3.5 Hu ur van parkeerruimte elders.

Het huren van al dan niet openbare parkeerruimte wordt niet aangemerkt als een acceptabele wijze waarop kan worden voorzien in de parkeerbehoefte. De parkeerdruk zal immers per saldo toenemen. Huur van bestaande parkeerruimte kan niet op een lijn worden gesteld met het realiseren van nieuwe parkeerruimte.

(In voorkomende gevallen is in het verleden overigens wel akkoord gegaan met een dergelijke constructie waarbij “in de parkeerbehoefte werd voorzien door huur van parkeerplaatsen in de Noorderbergpoortgarage”).

Voorts heeft de gemeente ook geen toetsingsmogelijkheden om te controleren of huurcontracten of abonnementen worden verlengd (bij verhuizingen of beëindiging contracttermijnen). Tot slot betekent het huren van parkeerplekken in een parkeergarage dat de beschikbare ruimte voor bezoekersparkeren zal afnemen. Het ten behoeve van privé-gebruik huren van openbare parkeerplekken al dan niet in een openbare parkeergarage (hetgeen juridisch trouwens niet eens is mogelijk is….!) moet ons inziens worden ontraden: Openbare, uitwisselbare en dus voor meervoudig gebruik geschikte parkeerplaatsen worden daarmee opgeheven en de druk op de openbare parkeerruimte neemt toe.

Daar komt bij dat het huren van parkeerruimte in een parkeergarage ook door de Raad van State niet wordt geaccepteerd als mogelijkheid om aan de parkeerverplichting te voldoen, omdat een huurovereenkomst eenvoudig door private partijen kan worden opgezegd en dus niet met de nodige waarborgen is omkleed dat blijvend in de nodige parkeerruimte wordt voorzien (zelfs niet ingeval sprake is van een kettingbeding).

Het is bijvoorbeeld denkbaar dat een en hetzelfde particulier gehuurde parkeerterrein voor diverse bouwprojecten wordt opgevoerd als “het op andere wijze voorzien”.

Uitgangspunt 3.5

Het huren van –al dan niet openbare – parkeerruimte buiten het bouwperceel, waartoe ook wordt gerekend het nemen van een abonnement in een gebouwde al dan niet openbare parkeervoorziening, wordt niet geaccepteerd als mogelijkheid tot het op andere wijze voldoen aan de parkeerverplichting, omdat het huren van bestaande parkeerruimte niet op een lijn kan worden gesteld met het voorzien in extra parkeergelegenheid.. Bij het ontwikkelen van een project wordt het voor privé-gebruik huren van openbare parkeerruimte niet geaccepteerd als argument voor het verkrijgen van ontheffing, omdat dat ten koste gaat van de openbaarheid van bestaande parkeervoorzieningen en geen enkele duurzame garantie biedt.

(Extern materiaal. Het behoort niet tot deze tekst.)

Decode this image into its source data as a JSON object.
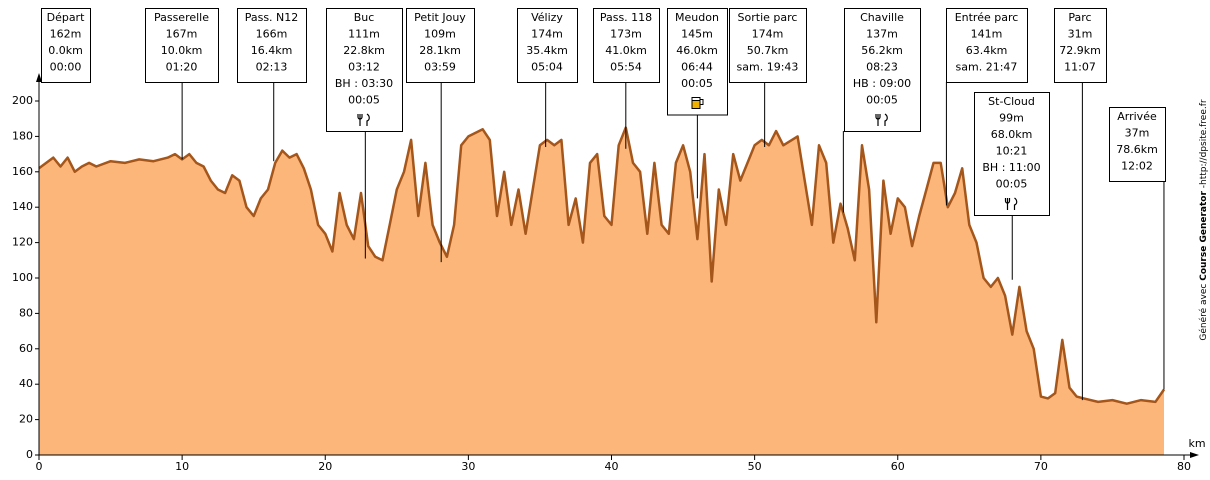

3.6 Aankoop van parkeerruimte elders.

Dezelfde bezwaren als die welke gelden ten aanzien van het huren van bestaande parkeergelegenheid buiten het bouwperceel gelden in wezen onverkort ook voor “aankoopvariant”. Er bestaan nauwelijks juridisch waterdichte dan wel voor de gemeente controleerbare garanties dat een eenmaal aangekocht parkeerterrein ter voldoening aan de parkeerverplichting niet wordt doorverkocht aan een ander die dat parkeerterrein ook voor datzelfde doel aankoopt…..

Slechts ingeval het aan te kopen terrein direct aan het bouwperceel grenst - waardoor beide percelen als een bouwperceel kunnen worden aanmerkt - en vervolgens als parkeerterrein wordt ingericht behoeven er geen overwegende bezwaren tegen te bestaan om die aankoop aan te merken als het op andere wijze voorzien in voldoende parkeergelegenheid.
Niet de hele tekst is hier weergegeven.